In United States v. Redlinski, 56 M.J. 508, 516 (C.G.Ct.Crim.App.2001), we had occasion to calculate RCM 305(k) credit. We will follow Redlinski in calculating Appellant’s RCM 305(k) credit. The military judge found that Appellant’s restriction between July 24, 2001 and August 31, 2001, inclusive, was tantamount to confinement. The time for the seven-day review expired on July 30, 2001. Accordingly, Appellant should receive RCM 305 credit for the period from July 30, 2001 to August 31, 2001. We count both the day the violation of RCM 305 began and the day that Appellant’s restriction was relaxed, so as to no longer be tantamount to confinement. See Redlinski, 56 M.J. at 516. This amounts to 33 days of RCM 305(k) credit. We will apply this credit in our action on Appellant’s sentence.
After reviewing the record in accordance with Article 66, UCMJ, 10 U.S.C. § 866, we have determined that the findings are correct in law and fact, and, on the basis of the entire record, should be approved. The announced and approved forfeiture of one-half pay for six months will be modified to conform to the requirements of RCM 1003(b)(2) and United States v. Burkett, supra. The sentence is otherwise correct in law and fact, and on the basis of the entire record should be approved. Accordingly, the findings and only so much of the sentence approved below as provides for a bad conduct discharge, confinement for 60 days, reduction in rate to E-1, and forfeiture of $521 are affirmed.

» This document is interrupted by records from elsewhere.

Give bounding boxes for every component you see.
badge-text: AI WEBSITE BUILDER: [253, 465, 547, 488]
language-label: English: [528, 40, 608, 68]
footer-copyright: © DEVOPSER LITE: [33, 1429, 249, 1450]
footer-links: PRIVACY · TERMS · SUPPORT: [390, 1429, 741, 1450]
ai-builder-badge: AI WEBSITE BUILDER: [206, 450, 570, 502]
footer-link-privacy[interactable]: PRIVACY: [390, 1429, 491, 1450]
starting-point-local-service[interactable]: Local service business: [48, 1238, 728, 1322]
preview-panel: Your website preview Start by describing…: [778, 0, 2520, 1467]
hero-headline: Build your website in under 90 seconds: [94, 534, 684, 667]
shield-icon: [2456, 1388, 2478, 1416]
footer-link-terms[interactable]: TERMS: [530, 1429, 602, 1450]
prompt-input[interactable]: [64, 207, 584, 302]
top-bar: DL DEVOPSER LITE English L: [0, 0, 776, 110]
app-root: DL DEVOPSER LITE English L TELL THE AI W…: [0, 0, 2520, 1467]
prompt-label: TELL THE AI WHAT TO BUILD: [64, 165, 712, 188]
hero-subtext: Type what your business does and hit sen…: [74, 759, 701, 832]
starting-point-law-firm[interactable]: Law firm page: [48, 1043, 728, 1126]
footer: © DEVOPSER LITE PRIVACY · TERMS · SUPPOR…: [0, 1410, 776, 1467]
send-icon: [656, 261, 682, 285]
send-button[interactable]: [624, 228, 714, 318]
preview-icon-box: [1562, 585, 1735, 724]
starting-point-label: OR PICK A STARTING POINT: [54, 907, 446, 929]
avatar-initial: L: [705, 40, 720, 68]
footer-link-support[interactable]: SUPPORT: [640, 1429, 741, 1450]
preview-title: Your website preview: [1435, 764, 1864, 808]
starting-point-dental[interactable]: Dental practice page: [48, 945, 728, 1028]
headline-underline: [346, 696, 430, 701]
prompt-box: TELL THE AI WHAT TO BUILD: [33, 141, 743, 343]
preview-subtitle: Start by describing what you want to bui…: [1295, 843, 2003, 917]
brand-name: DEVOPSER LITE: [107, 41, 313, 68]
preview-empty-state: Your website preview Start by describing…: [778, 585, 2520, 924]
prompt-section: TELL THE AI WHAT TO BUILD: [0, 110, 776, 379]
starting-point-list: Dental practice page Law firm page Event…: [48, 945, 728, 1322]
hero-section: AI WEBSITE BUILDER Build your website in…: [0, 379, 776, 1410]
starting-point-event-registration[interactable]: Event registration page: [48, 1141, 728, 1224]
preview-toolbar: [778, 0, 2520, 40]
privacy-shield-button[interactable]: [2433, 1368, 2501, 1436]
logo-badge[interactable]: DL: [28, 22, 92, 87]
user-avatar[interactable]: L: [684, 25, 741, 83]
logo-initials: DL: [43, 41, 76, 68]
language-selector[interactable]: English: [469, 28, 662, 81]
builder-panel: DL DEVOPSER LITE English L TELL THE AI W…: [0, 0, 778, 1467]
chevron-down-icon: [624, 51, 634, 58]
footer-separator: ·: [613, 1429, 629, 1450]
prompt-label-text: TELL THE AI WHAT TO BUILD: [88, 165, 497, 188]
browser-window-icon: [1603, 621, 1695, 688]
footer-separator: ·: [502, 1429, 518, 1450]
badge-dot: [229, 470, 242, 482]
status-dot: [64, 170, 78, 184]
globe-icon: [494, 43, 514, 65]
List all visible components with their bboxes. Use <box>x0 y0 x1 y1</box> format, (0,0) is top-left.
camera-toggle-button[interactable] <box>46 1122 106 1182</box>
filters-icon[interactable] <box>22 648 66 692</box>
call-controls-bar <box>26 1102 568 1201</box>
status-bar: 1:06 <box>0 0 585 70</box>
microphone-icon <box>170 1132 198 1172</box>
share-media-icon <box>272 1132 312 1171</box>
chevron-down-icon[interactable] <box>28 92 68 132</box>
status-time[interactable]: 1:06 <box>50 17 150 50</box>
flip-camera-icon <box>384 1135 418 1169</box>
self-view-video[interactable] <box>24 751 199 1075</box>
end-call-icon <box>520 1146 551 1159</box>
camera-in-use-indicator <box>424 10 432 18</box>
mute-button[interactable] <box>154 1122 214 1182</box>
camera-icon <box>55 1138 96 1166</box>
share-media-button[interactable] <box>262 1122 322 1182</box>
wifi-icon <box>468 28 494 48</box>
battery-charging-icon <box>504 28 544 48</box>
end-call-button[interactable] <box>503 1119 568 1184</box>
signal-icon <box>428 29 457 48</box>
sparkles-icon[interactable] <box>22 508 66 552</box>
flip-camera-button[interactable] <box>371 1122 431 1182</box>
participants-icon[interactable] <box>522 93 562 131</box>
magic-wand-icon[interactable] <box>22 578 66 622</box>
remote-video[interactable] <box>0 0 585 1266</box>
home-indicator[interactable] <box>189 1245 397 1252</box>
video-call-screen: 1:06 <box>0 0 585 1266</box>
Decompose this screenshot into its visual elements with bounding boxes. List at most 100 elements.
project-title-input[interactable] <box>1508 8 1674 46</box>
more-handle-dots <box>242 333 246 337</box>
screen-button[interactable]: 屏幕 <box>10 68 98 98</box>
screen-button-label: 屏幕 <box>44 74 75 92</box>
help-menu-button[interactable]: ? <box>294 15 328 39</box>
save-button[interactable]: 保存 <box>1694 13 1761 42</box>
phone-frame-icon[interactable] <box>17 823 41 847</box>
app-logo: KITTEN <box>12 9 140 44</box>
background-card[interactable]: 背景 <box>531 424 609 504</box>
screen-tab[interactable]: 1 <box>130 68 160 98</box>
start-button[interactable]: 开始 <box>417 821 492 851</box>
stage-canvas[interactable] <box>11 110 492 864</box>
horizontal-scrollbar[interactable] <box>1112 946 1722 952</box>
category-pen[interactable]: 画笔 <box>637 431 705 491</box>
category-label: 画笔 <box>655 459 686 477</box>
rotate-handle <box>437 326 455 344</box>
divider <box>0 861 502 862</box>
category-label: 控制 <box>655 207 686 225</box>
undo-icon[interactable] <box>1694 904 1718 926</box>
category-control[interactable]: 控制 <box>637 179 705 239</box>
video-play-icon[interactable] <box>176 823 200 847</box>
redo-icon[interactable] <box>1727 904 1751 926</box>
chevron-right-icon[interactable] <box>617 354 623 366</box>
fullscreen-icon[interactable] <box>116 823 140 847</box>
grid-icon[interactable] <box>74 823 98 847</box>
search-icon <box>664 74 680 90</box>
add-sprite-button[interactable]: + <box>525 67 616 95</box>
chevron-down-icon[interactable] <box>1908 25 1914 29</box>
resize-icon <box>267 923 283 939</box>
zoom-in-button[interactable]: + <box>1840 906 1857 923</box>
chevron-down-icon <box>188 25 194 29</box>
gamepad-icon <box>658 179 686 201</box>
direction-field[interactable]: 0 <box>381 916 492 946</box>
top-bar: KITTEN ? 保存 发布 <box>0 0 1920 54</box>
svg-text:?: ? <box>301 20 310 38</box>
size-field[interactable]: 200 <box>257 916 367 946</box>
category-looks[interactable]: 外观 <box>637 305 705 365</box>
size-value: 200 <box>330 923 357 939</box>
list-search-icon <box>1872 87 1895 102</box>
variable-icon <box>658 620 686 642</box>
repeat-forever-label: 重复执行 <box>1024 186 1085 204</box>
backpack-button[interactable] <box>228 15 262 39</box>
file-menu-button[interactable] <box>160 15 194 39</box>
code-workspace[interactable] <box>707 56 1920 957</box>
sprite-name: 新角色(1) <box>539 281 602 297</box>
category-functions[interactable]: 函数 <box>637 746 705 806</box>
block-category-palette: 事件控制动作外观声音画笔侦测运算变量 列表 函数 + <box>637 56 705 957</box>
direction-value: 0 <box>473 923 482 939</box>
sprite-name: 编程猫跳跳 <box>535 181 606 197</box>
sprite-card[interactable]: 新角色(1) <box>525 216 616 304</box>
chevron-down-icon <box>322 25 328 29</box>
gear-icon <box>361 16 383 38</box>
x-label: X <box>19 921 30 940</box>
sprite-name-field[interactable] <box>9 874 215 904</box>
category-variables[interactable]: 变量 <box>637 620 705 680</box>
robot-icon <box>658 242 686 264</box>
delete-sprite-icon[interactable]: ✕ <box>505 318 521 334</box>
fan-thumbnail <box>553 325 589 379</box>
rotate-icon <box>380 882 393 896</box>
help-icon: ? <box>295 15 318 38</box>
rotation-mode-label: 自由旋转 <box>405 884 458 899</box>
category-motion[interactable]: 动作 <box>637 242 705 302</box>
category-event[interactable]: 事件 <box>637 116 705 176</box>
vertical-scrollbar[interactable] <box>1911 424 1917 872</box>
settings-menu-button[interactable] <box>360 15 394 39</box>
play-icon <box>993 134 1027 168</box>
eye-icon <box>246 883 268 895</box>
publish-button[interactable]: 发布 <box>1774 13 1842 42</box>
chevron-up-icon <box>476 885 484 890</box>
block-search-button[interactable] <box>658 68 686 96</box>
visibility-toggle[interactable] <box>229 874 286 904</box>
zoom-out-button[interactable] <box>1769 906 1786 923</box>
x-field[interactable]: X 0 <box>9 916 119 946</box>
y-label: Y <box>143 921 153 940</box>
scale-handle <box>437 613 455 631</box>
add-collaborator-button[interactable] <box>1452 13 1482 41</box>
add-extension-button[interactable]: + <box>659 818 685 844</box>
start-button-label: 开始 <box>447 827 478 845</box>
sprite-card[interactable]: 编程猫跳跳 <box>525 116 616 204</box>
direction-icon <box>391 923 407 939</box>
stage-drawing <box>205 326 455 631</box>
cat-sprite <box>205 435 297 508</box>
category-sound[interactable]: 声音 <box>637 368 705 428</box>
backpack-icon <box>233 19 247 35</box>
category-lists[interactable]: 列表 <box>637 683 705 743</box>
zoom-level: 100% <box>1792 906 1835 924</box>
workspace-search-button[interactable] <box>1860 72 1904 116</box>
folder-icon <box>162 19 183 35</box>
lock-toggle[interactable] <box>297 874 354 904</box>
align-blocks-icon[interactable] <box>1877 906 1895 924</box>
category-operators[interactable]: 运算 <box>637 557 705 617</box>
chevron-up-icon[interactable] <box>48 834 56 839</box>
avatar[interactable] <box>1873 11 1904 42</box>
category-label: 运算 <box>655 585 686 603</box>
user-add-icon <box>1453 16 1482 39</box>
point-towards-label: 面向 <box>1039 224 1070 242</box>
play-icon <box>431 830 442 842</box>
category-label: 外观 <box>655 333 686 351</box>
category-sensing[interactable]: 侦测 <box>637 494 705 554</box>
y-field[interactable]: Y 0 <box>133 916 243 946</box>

Appellant received 39 days confinement credit against his sentence of 60 days confinement. This left 21 days confinement
. We recognize that the convening authority acted on this case before Burkett was published, but our decision in Burkett did not create new law. We merely applied prior precedents addressing irregularly announced forfeitures.
. 19 M.J. 274 (CMA 1985)(summary disposition).
. One day of confinement is equal to one day of total forfeitures. RCM 305(k). It would appear to follow that one-day of confinement is equal to two days of half forfeitures.